Art has found its way with glass models representing some of the most dangerous beauties in the microbe world and the sandblasted windows showing skeletons of microbes. The soundscape which fills the space is an important unifying factor. Micropia is high-tech, but visitor-friendly at the same time; it strikes a balance between easy accessible information and experience. Visitors enter an unknown but intriguing world and leave the exhibition with a lasting insight in the significance of microbes in understanding the meaning of nature. After visiting Micropia, you will never see yourself, or the world in the same way again.

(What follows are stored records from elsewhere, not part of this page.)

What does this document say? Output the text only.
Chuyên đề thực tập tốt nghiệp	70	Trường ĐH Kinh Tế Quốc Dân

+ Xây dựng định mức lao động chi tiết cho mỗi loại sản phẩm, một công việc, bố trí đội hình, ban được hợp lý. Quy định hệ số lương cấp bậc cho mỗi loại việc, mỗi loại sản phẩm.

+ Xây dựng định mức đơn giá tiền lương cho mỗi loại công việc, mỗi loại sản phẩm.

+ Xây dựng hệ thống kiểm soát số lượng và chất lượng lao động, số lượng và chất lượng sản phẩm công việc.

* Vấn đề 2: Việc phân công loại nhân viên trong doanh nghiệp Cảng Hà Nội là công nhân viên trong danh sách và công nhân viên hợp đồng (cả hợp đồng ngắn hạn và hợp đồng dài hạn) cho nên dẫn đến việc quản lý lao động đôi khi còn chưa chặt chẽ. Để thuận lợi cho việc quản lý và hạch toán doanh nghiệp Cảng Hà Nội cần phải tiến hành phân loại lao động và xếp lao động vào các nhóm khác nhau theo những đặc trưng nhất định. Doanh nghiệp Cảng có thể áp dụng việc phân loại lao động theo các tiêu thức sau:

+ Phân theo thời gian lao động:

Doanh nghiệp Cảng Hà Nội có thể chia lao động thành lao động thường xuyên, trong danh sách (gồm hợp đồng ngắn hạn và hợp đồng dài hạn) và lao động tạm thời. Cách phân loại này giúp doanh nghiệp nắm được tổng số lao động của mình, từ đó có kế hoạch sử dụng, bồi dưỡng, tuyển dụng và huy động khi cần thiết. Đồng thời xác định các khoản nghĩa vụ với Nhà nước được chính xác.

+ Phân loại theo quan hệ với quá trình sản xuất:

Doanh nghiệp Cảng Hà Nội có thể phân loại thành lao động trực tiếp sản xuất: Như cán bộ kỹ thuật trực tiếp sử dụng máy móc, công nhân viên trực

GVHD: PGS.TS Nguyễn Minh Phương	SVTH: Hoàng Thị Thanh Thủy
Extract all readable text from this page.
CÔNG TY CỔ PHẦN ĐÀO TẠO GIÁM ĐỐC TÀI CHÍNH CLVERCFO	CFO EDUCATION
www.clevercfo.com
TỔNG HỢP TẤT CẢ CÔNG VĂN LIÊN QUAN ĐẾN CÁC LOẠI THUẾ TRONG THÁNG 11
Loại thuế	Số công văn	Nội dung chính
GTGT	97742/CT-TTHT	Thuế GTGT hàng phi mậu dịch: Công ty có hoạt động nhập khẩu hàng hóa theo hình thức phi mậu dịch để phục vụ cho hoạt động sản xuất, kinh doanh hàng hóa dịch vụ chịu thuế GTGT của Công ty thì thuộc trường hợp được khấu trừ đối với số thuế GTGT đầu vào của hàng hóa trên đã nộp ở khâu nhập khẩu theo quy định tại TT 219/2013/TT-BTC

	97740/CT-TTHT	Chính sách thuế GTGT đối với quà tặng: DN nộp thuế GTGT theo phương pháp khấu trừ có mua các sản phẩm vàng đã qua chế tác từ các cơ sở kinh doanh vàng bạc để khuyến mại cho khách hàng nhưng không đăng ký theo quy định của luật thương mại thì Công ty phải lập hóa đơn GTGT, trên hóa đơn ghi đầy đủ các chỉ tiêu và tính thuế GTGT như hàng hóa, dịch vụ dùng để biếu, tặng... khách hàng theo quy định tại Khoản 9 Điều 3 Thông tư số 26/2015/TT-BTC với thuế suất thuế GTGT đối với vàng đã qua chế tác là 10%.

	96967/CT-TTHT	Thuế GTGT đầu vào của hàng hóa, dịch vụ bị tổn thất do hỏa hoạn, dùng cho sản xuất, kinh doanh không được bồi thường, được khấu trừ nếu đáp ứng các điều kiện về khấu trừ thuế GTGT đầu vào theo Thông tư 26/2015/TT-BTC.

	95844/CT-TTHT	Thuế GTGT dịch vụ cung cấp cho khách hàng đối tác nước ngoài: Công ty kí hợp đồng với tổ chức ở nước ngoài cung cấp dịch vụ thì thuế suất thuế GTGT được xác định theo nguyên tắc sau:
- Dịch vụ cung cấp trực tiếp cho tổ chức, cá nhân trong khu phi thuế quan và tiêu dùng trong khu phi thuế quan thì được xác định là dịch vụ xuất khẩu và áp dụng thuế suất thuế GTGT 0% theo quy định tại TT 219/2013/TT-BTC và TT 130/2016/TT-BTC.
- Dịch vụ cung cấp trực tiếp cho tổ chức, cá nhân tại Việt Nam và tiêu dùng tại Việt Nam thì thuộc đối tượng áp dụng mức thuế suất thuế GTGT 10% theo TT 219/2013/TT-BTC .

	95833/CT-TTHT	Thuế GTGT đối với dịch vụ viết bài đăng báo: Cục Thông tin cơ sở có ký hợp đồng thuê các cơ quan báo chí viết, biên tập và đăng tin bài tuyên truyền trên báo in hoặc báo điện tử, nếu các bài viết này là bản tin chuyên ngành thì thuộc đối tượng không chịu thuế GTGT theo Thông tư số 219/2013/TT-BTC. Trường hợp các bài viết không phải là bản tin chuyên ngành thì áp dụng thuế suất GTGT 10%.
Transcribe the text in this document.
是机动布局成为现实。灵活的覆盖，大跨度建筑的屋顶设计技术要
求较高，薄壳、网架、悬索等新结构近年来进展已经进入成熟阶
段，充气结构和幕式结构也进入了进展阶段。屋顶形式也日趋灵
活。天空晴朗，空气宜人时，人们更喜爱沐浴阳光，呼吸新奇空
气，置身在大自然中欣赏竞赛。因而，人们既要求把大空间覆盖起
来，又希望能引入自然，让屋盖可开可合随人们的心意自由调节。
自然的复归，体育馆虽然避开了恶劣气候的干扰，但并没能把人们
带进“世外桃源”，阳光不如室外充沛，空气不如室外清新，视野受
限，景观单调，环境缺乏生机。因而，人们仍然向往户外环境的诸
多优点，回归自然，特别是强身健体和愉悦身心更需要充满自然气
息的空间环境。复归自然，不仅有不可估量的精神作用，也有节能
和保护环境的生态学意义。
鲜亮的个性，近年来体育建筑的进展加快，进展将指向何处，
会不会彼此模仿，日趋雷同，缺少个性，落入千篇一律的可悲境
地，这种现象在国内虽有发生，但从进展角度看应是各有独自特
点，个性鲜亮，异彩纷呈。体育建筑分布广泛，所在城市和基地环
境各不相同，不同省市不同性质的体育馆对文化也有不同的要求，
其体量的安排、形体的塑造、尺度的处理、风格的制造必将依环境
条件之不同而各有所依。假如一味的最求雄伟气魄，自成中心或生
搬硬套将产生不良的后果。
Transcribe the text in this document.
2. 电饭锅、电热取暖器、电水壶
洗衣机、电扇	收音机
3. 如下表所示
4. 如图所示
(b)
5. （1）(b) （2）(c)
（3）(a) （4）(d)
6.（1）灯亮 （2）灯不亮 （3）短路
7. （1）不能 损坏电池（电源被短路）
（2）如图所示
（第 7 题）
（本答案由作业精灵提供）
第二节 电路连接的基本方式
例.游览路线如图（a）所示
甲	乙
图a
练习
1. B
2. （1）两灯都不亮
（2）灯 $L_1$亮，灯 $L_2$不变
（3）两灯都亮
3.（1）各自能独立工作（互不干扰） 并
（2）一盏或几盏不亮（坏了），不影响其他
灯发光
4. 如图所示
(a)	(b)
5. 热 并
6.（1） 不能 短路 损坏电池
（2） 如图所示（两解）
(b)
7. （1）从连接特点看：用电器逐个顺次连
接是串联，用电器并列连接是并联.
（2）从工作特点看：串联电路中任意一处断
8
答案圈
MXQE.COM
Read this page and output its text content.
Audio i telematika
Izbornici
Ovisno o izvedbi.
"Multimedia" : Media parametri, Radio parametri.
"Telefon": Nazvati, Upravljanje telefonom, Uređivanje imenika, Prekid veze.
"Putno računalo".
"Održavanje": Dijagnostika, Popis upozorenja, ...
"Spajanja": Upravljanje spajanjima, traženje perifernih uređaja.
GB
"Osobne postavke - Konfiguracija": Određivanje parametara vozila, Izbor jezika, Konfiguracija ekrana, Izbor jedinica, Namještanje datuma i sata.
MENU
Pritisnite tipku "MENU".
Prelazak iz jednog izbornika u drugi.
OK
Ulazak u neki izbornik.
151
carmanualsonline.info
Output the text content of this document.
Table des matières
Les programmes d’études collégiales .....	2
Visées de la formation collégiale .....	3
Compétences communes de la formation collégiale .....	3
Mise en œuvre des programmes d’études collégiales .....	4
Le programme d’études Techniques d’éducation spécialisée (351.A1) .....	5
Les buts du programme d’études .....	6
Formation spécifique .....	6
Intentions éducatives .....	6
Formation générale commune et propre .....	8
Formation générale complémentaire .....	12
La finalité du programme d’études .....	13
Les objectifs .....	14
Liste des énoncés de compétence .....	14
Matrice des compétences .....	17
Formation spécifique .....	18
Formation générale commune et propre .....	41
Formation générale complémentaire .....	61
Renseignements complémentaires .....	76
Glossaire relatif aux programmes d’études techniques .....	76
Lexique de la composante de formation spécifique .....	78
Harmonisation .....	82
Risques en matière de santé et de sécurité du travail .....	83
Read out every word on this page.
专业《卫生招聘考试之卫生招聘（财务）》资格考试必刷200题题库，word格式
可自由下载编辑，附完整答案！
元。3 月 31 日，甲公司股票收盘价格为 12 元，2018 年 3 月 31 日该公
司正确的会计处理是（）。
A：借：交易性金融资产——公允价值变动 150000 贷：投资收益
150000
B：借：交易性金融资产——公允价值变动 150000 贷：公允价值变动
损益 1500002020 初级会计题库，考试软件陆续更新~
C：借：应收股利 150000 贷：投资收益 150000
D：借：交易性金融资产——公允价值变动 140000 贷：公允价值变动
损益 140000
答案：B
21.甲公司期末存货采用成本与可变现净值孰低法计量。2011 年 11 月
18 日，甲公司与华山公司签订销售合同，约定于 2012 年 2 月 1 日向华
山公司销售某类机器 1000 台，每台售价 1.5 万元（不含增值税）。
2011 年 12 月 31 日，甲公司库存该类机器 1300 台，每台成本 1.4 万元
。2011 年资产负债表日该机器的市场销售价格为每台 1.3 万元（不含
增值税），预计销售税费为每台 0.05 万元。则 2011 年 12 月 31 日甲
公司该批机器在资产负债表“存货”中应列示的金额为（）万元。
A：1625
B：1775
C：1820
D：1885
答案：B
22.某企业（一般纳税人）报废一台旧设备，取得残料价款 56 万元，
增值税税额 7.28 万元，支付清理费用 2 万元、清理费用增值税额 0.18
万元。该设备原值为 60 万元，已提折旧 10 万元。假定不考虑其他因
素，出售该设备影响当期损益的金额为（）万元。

Micropia is a first in the world, it has taken over twelve years for the idea to become a reality and for the museum to open its doors. Main challenges were to make invisible life visible through a diversity of representational methods in order to inspire a rich array of looking, observing and learning opportunities. This could only be done by creating an unusual, almost estranging, museum environment and invite all senses to discover this unknown part of nature. This process has involved the close collaboration of many international parties. Major contributions have been made by scientists, the government and businesses, including the Dutch firm DSM. The creators take pride in the fact that
Micropia is genuine, and that lots of the organisms on display are alive. Keeping these microbes alive was a challenge; to test the best methodology, a simple laboratory was set up to develop a collection plan. As the exhibition design had to be combined with the optimal living conditions for the organisms, extensive feasibility tests were done. Experiments with microscopes resulted in the installation of 3D viewers attached to the microscopes. Navigation, a necessary part of exploring the micro-world, has now been made simple.
Micropia resulted in a surprising and interactive adventure through the world of microbes, attracting (school) children as well as adults, scientists and enthusiasts, tourists and locals. Covered thousands of times all over the world, responses of national and international media and responses of visitors are extremely positive. In 2016 Micropia was honoured with both the Kenneth Hudson Award (EMYA) as well as the Dasa Award (EMA).